With highly social animals like squirrels, extra care needs to be taken to integrate them with the established population.  Young squirrels are best off with a “soft release”, or a gradual introduction to life in the wild.  The youngsters are introduced to the release site inside of a protective enclosure so that they can see, smell, and hear their surroundings but are protected from predators and other dangers.

One example of a squirrel soft release set-up. The cage is placed near a tree and elevated whenever possible. A tarp is placed over the top to protect the enclosure from rain.

  Eventually the door to the enclosure is opened, allowing them to leave on their own, but the enclosure is left in place to be their “home base” even after the release. The cage is removed only after the squirrels are no longer seen returning to it for food or shelter.  Without this safety net, young squirrels are often chased off by the resident squirrels into less familiar territory where they have difficulty finding food.

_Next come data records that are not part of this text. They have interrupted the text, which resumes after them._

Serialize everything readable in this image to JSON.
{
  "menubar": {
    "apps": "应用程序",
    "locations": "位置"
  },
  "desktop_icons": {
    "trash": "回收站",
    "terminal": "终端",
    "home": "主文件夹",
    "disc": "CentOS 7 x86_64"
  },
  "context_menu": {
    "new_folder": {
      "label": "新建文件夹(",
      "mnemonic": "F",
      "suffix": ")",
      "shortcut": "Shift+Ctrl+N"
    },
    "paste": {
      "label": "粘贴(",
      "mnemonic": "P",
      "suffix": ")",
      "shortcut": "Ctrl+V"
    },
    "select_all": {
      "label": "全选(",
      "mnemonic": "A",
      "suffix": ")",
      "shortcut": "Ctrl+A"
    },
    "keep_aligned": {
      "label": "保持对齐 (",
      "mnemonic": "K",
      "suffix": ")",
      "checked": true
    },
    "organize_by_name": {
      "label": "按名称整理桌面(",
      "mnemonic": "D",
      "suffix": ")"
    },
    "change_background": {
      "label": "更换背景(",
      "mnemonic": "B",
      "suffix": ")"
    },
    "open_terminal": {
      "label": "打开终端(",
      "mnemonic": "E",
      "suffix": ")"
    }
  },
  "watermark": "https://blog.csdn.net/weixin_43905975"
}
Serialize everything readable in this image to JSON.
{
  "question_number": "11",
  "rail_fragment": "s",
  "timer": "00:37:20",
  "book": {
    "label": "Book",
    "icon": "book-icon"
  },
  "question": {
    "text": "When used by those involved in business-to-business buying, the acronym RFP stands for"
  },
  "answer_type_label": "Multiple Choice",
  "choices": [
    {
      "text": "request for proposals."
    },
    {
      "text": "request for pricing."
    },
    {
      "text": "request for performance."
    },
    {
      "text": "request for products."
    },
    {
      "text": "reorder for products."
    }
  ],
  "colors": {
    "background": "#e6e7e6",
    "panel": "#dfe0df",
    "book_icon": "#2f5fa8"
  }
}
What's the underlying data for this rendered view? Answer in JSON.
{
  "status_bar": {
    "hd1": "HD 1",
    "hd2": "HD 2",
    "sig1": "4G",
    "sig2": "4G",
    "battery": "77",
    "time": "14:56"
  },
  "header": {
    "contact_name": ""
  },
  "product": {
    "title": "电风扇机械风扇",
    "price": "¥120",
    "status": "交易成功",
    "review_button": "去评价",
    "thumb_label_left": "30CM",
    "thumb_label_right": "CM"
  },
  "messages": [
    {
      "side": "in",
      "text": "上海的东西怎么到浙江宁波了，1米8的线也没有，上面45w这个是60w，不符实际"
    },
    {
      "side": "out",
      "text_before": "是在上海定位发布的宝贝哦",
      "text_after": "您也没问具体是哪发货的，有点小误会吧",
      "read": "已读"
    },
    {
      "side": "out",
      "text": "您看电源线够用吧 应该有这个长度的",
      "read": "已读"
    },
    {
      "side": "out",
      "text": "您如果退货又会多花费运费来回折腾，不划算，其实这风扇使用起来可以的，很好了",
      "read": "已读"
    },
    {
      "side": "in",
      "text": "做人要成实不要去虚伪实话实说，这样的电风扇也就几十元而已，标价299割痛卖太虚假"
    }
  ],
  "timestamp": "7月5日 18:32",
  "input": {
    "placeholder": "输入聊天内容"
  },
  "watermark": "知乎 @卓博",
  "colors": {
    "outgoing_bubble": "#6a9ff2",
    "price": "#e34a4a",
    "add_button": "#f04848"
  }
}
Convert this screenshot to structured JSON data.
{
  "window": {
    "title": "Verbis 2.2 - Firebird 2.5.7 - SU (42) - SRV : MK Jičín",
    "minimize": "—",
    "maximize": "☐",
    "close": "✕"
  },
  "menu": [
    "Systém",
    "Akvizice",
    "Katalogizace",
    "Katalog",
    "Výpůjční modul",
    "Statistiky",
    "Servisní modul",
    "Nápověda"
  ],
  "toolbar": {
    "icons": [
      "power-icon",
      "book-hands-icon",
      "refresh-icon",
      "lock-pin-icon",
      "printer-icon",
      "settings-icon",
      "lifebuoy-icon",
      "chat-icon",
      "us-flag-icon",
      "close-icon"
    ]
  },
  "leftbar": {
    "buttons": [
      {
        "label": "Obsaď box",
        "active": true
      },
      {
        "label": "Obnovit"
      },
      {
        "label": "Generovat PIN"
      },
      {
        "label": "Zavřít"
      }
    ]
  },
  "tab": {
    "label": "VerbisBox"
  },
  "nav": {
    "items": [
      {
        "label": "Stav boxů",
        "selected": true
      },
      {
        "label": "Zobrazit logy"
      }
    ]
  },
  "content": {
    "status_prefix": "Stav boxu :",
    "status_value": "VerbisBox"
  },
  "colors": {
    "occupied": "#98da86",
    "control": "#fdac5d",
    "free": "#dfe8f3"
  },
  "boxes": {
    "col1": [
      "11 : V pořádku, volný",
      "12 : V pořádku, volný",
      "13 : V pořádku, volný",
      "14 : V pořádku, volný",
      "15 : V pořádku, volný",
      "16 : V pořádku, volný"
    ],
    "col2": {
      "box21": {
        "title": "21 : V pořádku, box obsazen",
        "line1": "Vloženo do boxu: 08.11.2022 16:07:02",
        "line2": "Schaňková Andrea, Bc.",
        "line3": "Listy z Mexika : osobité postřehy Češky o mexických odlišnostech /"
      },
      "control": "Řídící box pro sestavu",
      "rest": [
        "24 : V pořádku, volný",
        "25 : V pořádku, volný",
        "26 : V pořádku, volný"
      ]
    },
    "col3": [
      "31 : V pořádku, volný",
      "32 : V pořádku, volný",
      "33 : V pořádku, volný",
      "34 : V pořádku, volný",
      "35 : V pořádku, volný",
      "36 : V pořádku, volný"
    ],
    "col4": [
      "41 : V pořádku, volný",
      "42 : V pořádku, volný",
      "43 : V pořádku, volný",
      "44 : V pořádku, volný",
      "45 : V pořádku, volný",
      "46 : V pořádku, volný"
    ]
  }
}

Some animals can be released back into the wild even during the cold winter months, but for many the odds of a successful release grow slimmer as winter nears.  Mammals that rely on food stores or who hibernate during the winter need time to build a burrow or nest and stash food.  Migratory birds fly south.  Reptiles find a safe spot to brumate through the cold months.  If it gets too late in the season or the species has migrated the patient has to be overwintered and released in the spring.  This can be very stressful for the animal and is very costly for our center but unfortunately it cannot always be avoided.  Almost every year there are at least a few groups of late season babies that are kept until spring.

So as the fall season advances, we at the center are busy readying our patients for release.  We are checking the weather, finding locations and orchestrating everything with our transport volunteers and host sites so that our patients have the best chance at a successful release.

Young eastern cottontail rabbits are self-sufficient and ready for release when they are the size of a softball.